Race inequality and its effects on employment, education, and rising neighborhood crime have undeniable negative impact on black communities. Recent studies by WalletHub and 24/7 Wall St. have shown that Minnesota has the largest racial poverty gap in the nation and is one of the worst cities for black Americans to live in. While the typical white household in the area earns an annual $73,700, the typical black household annually earns under $28,000. The Twin Cities are heralded for an average unemployment rate of 3.9 percent; when you focus on black residents, however, that unemployment rate more than triples to 12.8 percent.

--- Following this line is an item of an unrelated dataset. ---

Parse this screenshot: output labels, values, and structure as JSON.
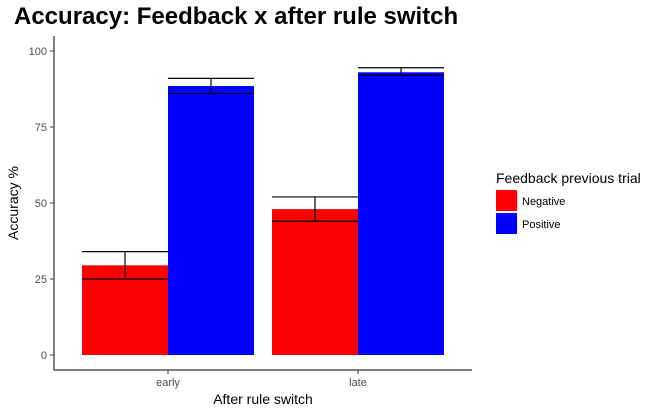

Such bleak statistics are drowned out by glossy articles praising Minneapolis as the best city in America. In 2014, Outside Magazine named Minneapolis one of the best 16 places to live in the U.S. The StarTribune recently published an article from the website Patch on Earth that lists Minneapolis/St. Paul as the first among 8 Absolute Top Cities in the U.S. to Live In; Patch cites the city’s food scene and thriving job market as reasons for the city’s ranking. But outdoor fitness, food trucks, and ample job opportunities do not appear to benefit black communities living in areas such as North Minneapolis, where Jamar Clark called home. Simply being Minnesota Nice is not enough.

Our Federal and state governments have begun to recognize this disparity and are making strides to shift the dynamic. In early November, President Obama announced a new order to “ban the box,” which would eliminate a check box on Federal job application forms that currently require former convicts in the early stages of hiring to notify potential employers of any past criminal record. Banning the box would provide an opportunity for reformed candidates with previous criminal histories to more fairly compete for Federal employment.

Also in November, Gov. Mark Dayton announced his commitment to improve the diversity ratio within state government management roles; currently nine out of 10 leadership positions are filled by white employees. Dayton has pledged to ensure that Minnesota government mirrors the state’s increasingly diverse population and recently launched a new office within the Department of Employment and Economic Development that will focus on increased minority hiring and contracting. And in Hennepin County, the Career Pathways workforce program works to recruit lower-income candidates who lack four-year college degrees, but show promise as employees for skill-specific roles.

These systemic policy changes and programs are critical in shifting our city’s racial imbalance and are precisely what we must continue to support and fund. As Minnesotans, we should be proud of the Twin Cities and its high standing in the nation’s eyes, but we cannot let that praise cloud over the critical gaps that remain to be addressed.